Emma Rose, from the Alliance to Save Our Antibiotics, told the newspaper: "It is extremely worrying to find LA (livestock-associated)-MRSA in British-produced pork. LA-MRSA is able to cause serious and potentially fatal infections in humans, and as the bacteria is resistant to antibiotics, it is extremely difficult to treat. What's more, even more dangerous variations are emerging as the superbug evolves."
But Nicola Williams, professor of bacterial zoonotic disease at the University of Liverpool, said: "Current data does not suggest that livestock-associated MRSA is common among UK pig herds. Even if herds are infected with significant levels of the bacteria, the extent of contamination of meat with MRSA will be much lower than compared to food-poisoning bacteria such as salmonella, so the risk of transmission to people will be lower."
A spokeswoman for Sainsbury's said: "We only allow the use of medicines on farms for animal health and welfare purposes, and under the strict supervision of a vet.
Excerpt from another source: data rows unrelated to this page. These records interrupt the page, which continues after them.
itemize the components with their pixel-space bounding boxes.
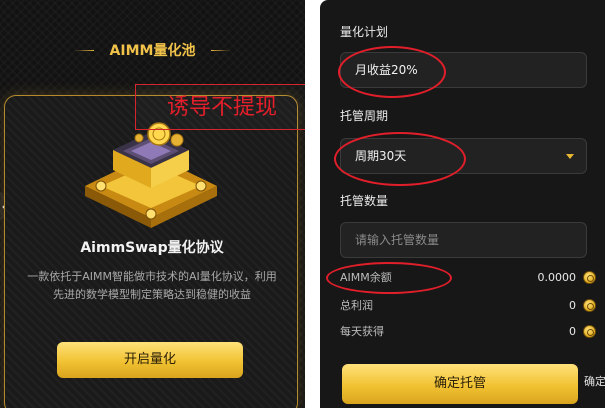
stat-value: 0.0000 xyxy=(537,271,577,284)
start-quant-button[interactable]: 开启量化 xyxy=(57,342,243,378)
title-divider-right xyxy=(211,50,231,51)
pool-title-row: AIMM量化池 xyxy=(0,40,305,62)
plan-label: 量化计划 xyxy=(340,25,389,39)
confirm-label-fragment: 确定 xyxy=(584,375,605,388)
warning-annotation-text: 诱导不提现 xyxy=(166,95,277,120)
protocol-description: 一款依托于AIMM智能做市技术的AI量化协议，利用先进的数学模型制定策略达到稳健… xyxy=(27,270,277,301)
quant-pool-panel: AIMM量化池 ‹ AimmSwap量化协议 一款依托于AIMM智能做市技术的A… xyxy=(0,0,305,408)
stat-value: 0 xyxy=(569,325,576,338)
dropdown-caret-icon xyxy=(566,154,574,159)
panel-divider xyxy=(305,0,320,408)
amount-label: 托管数量 xyxy=(340,194,389,208)
stat-label: 总利润 xyxy=(340,299,373,312)
protocol-name: AimmSwap量化协议 xyxy=(80,240,224,256)
amount-placeholder: 请输入托管数量 xyxy=(355,233,440,247)
coin-icon xyxy=(583,271,596,284)
amount-input[interactable]: 请输入托管数量 xyxy=(340,222,587,258)
coin-icon xyxy=(583,325,596,338)
protocol-card: AimmSwap量化协议 一款依托于AIMM智能做市技术的AI量化协议，利用先进… xyxy=(4,95,298,408)
quant-machine-illustration xyxy=(85,122,217,228)
stat-label: 每天获得 xyxy=(340,325,384,338)
annotation-ellipse-balance xyxy=(326,262,452,294)
period-label: 托管周期 xyxy=(340,109,389,123)
stat-row-total-profit: 总利润 0 xyxy=(340,296,602,316)
confirm-custody-button[interactable]: 确定托管 xyxy=(342,364,578,404)
stat-row-daily: 每天获得 0 xyxy=(340,322,602,342)
coin-icon xyxy=(583,299,596,312)
annotation-ellipse-period xyxy=(334,132,466,186)
annotation-ellipse-plan xyxy=(338,46,446,98)
stat-value: 0 xyxy=(569,299,576,312)
pool-title: AIMM量化池 xyxy=(109,43,196,59)
warning-annotation-box: 诱导不提现 xyxy=(135,84,305,130)
custody-form-panel: 量化计划 月收益20% 托管周期 周期30天 托管数量 请输入托管数量 AIMM… xyxy=(320,0,605,408)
We work closely with our farmers to ensure antibiotics are used responsibly.
"MRSA CC398 is uncommon in British pork and, through basic kitchen hygiene and thoroughly cooking meat, any food safety issue is removed."
An Asda spokeswoman added: "Our customers can be assured that we are working closely with industry groups and farmers to make sure that antibiotics are used responsibly in farm animals. We are doing all we can to promote good animal health and welfare conditions without relying on antibiotics."
The Department for Environment, Food and Rural Affairs, said: "Livestock-associated MRSA is not the same as MRSA strains that can cause healthcare-associated infections and if meat is handled and prepared properly, the risk to people is low."